The former head of the Crown Prosecution Service has emphasised that offending someone is not a criminal offence.
In an interview with The Guardian, Max Hill KC said politicians “should remember what free speech means” and that “we don’t create thought crimes in this country”.
Hill, who was also previously the Independent Reviewer of Terrorism Legislation, called the Government’s new extremism definition “divisive” and “problematic”, warning that it will be “hard to limit only to what the government apparently intends”.
Free speech
The KC stated: “There are things that people think and things that people say and sometimes things that people do, which are offensive in the eyes of many, which cause reaction, but which we shouldn’t regard as crossing a line into criminal conduct.”

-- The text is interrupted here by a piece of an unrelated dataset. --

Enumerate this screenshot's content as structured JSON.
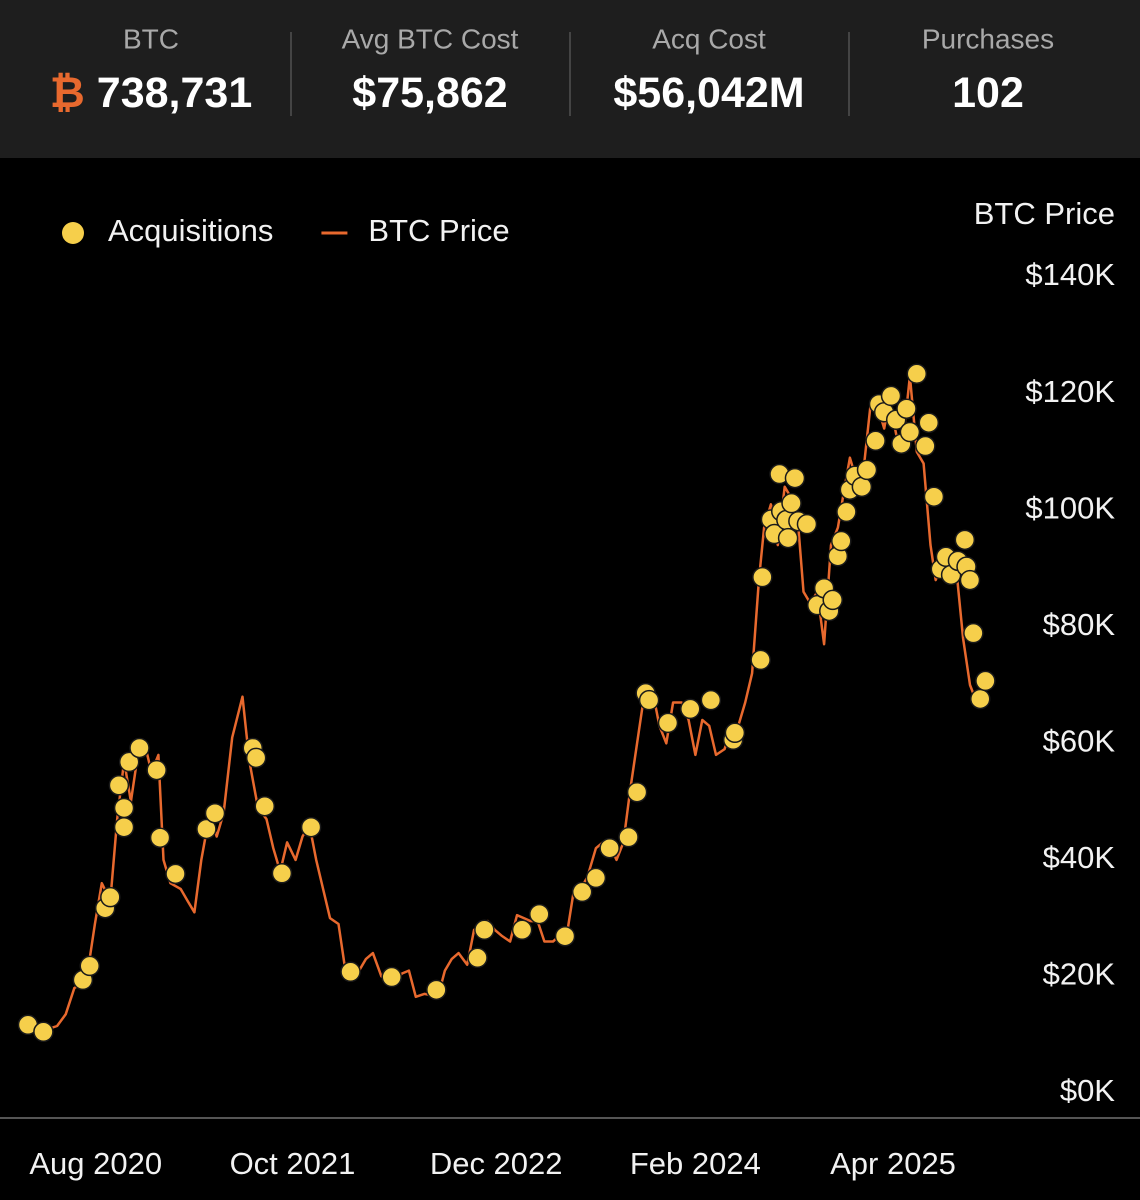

He warned: “We should remember that we don’t create thought crimes in this country.
“And that we go into very difficult territory if that is what we do, because it is very complex and difficult to draw up a definition, which captures true criminal conduct, but doesn’t at the same time capture ordinary if offensive conversation, which is part of free speech, political debate, the sorts of things that the people can engage in.”
‘Unnecessary threat’
Earlier this month, The Christian Institute warned that the Government’s new extremism definition is a “serious and unnecessary threat to free speech”.
Following the Prime Minister’s pledge to tackle “acts of violence” against Jews and Muslims, Communities Secretary Michael Gove announced plans to block groups deemed to be ‘extremist’ from accessing public funding or engaging with the Government.
The new definition describes extremism as the “promotion or advancement of an ideology based on violence, hatred or intolerance” that aims to “negate or destroy the fundamental rights and freedoms of others”, or “undermine, overturn or replace the UK’s system of liberal parliamentary democracy and democratic rights”.